No, it doesn't seem all that revolutionary that big sports events are moving to cable. That's been happening for decades. The only major sporting event that plays out entirely on broadcast TV these days is the NFL playoffs/Super Bowl, because, well, the NFL is on a different plane than anything else.

And, after four years of Turner and CBS sharing the NCAAs, you would think that moving a couple of games to TBS would be no big deal. Because, honestly, it's not.

But if you were paying any attention to Twitter this past Saturday, you would have thought something revolutionary was happening. There were Twitter screams of anger and outrage that the first two regional finals were on TBS.

Granted, Twitter is where people go to express their anger and outrage. But this wasn't coming just from the demographic that collects Social Security and doesn't have a cable or satellite hookup.

At least part of the generation that tweets hasn't been paying attention. This has been coming since CBS Sports partnered with Turner Sports to stave off a challenge that could have cost it the entire tournament.
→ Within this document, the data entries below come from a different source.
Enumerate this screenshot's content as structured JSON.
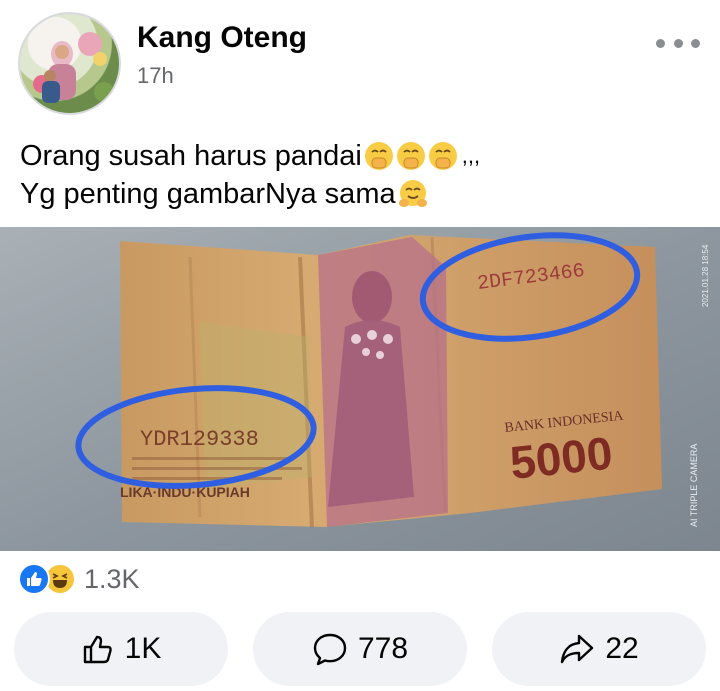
{
  "post": {
    "author": "Kang Oteng",
    "time": "17h",
    "text_line1": "Orang susah harus pandai",
    "text_line1_suffix": ",,,",
    "text_line2": "Yg penting gambarNya sama",
    "emoji_line1": [
      "hand-over-mouth-emoji",
      "hand-over-mouth-emoji",
      "hand-over-mouth-emoji"
    ],
    "emoji_line2": [
      "hugging-face-emoji"
    ]
  },
  "photo": {
    "serial_left": "YDR129338",
    "serial_right": "2DF723466",
    "bank_name": "BANK INDONESIA",
    "denomination": "5000",
    "partial_text": "LIKA·INDU·KUPIAH",
    "watermark_camera": "AI TRIPLE CAMERA",
    "watermark_date": "2021.01.28 18:54",
    "highlight_color": "#2f5fe0"
  },
  "reactions": {
    "icons": [
      "like-icon",
      "haha-icon"
    ],
    "count": "1.3K"
  },
  "actions": {
    "like_count": "1K",
    "comment_count": "778",
    "share_count": "22"
  },
  "colors": {
    "brand_blue": "#1877f2",
    "secondary_text": "#65676b",
    "button_bg": "#f0f2f5"
  }
}
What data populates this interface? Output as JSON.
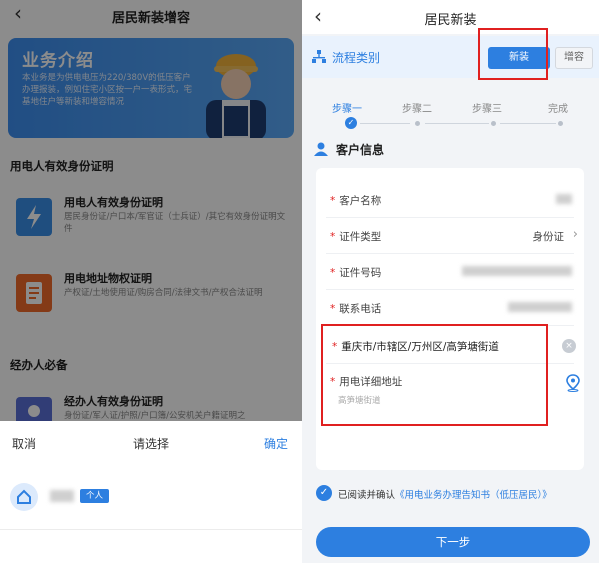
{
  "left": {
    "header_title": "居民新装增容",
    "banner": {
      "title": "业务介绍",
      "desc": "本业务是为供电电压为220/380V的低压客户办理报装，例如住宅小区按一户一表形式，宅基地住户等新装和增容情况"
    },
    "section1_title": "用电人有效身份证明",
    "card1": {
      "title": "用电人有效身份证明",
      "desc": "居民身份证/户口本/军官证（士兵证）/其它有效身份证明文件",
      "icon": "lightning-icon"
    },
    "card2": {
      "title": "用电地址物权证明",
      "desc": "产权证/土地使用证/购房合同/法律文书/产权合法证明",
      "icon": "document-icon"
    },
    "section2_title": "经办人必备",
    "card3": {
      "title": "经办人有效身份证明",
      "desc": "身份证/军人证/护照/户口簿/公安机关户籍证明之",
      "icon": "person-icon"
    },
    "sheet": {
      "cancel": "取消",
      "title": "请选择",
      "confirm": "确定",
      "tag": "个人"
    }
  },
  "right": {
    "header_title": "居民新装",
    "flow_label": "流程类别",
    "btn_new": "新装",
    "btn_expand": "增容",
    "steps": [
      "步骤一",
      "步骤二",
      "步骤三",
      "完成"
    ],
    "section_title": "客户信息",
    "fields": {
      "name_label": "客户名称",
      "id_type_label": "证件类型",
      "id_type_value": "身份证",
      "id_no_label": "证件号码",
      "phone_label": "联系电话",
      "address_region": "重庆市/市辖区/万州区/高笋塘街道",
      "detail_label": "用电详细地址",
      "detail_value": "高笋塘街道"
    },
    "agree_prefix": "已阅读并确认",
    "agree_link": "《用电业务办理告知书（低压居民）》",
    "next": "下一步"
  },
  "colors": {
    "accent": "#2d7fe0",
    "highlight": "#e02020",
    "required": "#e02020"
  }
}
"We were facing some incredibly stiff competition from ESPN," said CBS Sports chairman Sean McManus said. "We quickly came to the realization that the old way of doing it, where we would split the country into eight different regions and show four different games simultaneously, just wasn't going to cut it with the respect to the way media had changed.

"So we needed a partner. We were not going to — either financially or from a programming standpoint — be able to compete with ESPN without a partner who had the platforms and the distribution that we needed."

The truth is that the NCAAs are a great TV sports event that got better when CBS and Turner teamed up. It's hard to believe that, just four years ago, we were at the mercy of CBS programmers who decided which games we would see.

Now, every game airs in its entirety on CBS (KUTV-Ch. 2 locally), TBS, TNT or truTV. We can decide which game we want to see. We can flip from game to game.

There's little complaining about cable games in the earlier rounds; the whining about it now has more to do with overly entitled fans than anything else.

The CBS-TBS partnership has worked great for the programmers, the advertisers and the viewers. And it was always intended as a partnership of equals.

"And this is part of the process of making sure that we are part of Final Four weekend," said Turner Broadcasting president David Levy.

It's going to be getting more equal. Next year will look like this year; in 2016, the semifinals and finals will air on TBS, beginning an even-years/odd-years alternation with CBS.

We'll see how many tweets of anguish there are in 2016.